Se hizo un silencio que rompió la voz de Julito exclamando:
—¡Es terrible, terrible! Yo estoy tan desconcertado de la muerte del pobre Enrique que verdaderamente no sé qué camino tomar: si hacerme un borracho disoluto o meterme a trapense.
Isabel no dijo nada. Estaba pálida y próxima a desfallecer. Sentía como si sus pensamientos encendiesen en su sangre oleadas de fuego, que recorrían todo su cuerpo, y al llegar a la cabeza le hacían enrojecer.
—¿Te sientes mal? —preguntó Lina.
—No.
Hizo un esfuerzo para no atraer sobre ella la atención. Le brotaban gotas de sudor frío de la frente.
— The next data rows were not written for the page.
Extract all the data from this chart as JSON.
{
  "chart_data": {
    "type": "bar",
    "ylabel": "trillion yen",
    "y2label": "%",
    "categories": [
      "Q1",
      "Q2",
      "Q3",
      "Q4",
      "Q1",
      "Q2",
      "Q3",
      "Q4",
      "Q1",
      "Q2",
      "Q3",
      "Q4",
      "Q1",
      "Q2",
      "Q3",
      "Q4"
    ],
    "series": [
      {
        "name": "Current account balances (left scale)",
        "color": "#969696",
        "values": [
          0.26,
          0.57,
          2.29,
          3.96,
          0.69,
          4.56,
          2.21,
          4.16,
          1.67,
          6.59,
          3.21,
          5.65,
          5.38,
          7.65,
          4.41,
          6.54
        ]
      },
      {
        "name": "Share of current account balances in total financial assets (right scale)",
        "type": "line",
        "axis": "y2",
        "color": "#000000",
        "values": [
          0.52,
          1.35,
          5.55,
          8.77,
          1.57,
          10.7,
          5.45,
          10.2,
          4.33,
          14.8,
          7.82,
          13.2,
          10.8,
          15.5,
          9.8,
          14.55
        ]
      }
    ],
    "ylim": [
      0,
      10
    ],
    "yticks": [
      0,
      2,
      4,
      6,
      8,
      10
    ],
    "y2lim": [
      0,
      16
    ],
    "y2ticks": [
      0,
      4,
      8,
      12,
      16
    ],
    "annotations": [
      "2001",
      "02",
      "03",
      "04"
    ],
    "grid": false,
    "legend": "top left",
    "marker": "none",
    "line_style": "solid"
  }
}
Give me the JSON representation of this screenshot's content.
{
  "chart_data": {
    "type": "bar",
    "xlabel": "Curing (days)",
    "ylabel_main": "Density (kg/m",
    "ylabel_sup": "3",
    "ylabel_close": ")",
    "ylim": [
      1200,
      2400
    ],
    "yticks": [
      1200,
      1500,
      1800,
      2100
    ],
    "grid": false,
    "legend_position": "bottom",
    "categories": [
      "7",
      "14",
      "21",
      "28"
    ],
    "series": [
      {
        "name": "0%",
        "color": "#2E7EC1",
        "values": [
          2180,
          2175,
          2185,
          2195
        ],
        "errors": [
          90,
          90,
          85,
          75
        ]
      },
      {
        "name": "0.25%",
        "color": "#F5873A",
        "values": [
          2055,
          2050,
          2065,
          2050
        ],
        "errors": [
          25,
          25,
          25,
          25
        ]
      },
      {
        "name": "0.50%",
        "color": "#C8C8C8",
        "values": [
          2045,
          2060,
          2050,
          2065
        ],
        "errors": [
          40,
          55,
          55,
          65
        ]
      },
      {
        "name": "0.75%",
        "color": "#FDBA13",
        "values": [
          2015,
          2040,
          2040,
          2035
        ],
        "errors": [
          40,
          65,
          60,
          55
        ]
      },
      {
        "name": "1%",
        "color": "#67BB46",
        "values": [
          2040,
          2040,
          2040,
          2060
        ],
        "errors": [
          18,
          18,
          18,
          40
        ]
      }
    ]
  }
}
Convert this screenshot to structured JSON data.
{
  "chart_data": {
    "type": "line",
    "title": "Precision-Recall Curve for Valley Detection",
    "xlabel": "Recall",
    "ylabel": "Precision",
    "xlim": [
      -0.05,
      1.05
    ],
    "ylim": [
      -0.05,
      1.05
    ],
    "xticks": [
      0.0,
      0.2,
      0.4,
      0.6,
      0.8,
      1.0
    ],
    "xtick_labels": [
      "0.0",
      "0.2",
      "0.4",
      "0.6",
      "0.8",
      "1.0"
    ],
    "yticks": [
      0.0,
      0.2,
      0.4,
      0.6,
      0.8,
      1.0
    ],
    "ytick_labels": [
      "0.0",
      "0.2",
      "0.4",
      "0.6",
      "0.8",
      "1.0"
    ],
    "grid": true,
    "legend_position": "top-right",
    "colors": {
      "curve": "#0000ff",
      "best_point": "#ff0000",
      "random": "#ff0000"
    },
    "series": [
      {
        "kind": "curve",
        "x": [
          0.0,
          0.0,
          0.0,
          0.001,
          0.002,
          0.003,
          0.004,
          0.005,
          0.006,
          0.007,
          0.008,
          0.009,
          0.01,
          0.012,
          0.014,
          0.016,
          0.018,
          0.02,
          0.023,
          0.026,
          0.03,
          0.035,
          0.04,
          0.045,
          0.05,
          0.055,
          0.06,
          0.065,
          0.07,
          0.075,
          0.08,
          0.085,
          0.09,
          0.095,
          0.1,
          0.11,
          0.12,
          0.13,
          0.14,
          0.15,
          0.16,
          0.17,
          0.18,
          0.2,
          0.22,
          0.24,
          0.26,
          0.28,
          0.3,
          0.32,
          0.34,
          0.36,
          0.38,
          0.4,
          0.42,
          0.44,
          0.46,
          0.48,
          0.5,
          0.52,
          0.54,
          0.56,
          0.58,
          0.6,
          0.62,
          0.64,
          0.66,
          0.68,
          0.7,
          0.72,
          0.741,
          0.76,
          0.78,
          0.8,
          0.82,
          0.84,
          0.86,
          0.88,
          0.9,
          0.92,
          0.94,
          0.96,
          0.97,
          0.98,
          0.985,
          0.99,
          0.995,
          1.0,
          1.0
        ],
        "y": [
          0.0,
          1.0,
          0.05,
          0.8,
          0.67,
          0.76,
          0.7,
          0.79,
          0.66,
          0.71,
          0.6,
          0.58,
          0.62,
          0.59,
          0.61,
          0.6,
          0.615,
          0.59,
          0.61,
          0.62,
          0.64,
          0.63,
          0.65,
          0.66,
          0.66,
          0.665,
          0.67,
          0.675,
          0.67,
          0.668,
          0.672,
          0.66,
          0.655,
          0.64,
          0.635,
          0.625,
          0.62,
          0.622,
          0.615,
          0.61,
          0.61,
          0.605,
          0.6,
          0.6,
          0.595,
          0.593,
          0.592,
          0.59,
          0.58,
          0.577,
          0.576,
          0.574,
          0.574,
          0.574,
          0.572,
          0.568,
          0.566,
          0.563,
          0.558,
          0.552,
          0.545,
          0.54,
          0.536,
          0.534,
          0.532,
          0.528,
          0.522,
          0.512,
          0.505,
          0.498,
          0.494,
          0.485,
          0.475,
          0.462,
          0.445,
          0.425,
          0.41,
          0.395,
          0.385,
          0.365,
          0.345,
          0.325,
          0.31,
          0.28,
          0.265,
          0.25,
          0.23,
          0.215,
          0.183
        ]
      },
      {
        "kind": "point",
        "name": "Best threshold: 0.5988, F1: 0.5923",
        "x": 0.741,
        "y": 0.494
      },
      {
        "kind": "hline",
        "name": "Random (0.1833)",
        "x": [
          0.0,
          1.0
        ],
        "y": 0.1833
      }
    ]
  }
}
Cuando después de una hora de conversación indiferente se despidieron, notaron todos la frialdad viscosa de su mano.
Pero Lina fue implacable. En el momento de salir se acercó y le dijo al oírlo.
—Es lástima que tu posición te obligue a no poder lucir el prestigio de ser causa de un suicidio. Eso da siempre interés a una mujer.
Isabel no pudo contestar. Apenas salieron se dejó caer en la butaca. Un rehílo punzante recorría su médula. Sentía la impresión, de que le hormigueaba la sangre, próxima a paralizarse, por todo el cuerpo.
—Lina adivina la verdad —exclamó con terror, próxima a caer en una convulsión nerviosa—. Es inútil querer engañarme. ¡Soy yo… soy yo quien lo ha matado!
Temblaba ante la idea de ser causa del suicidio, como un criminal que se ve descubierto.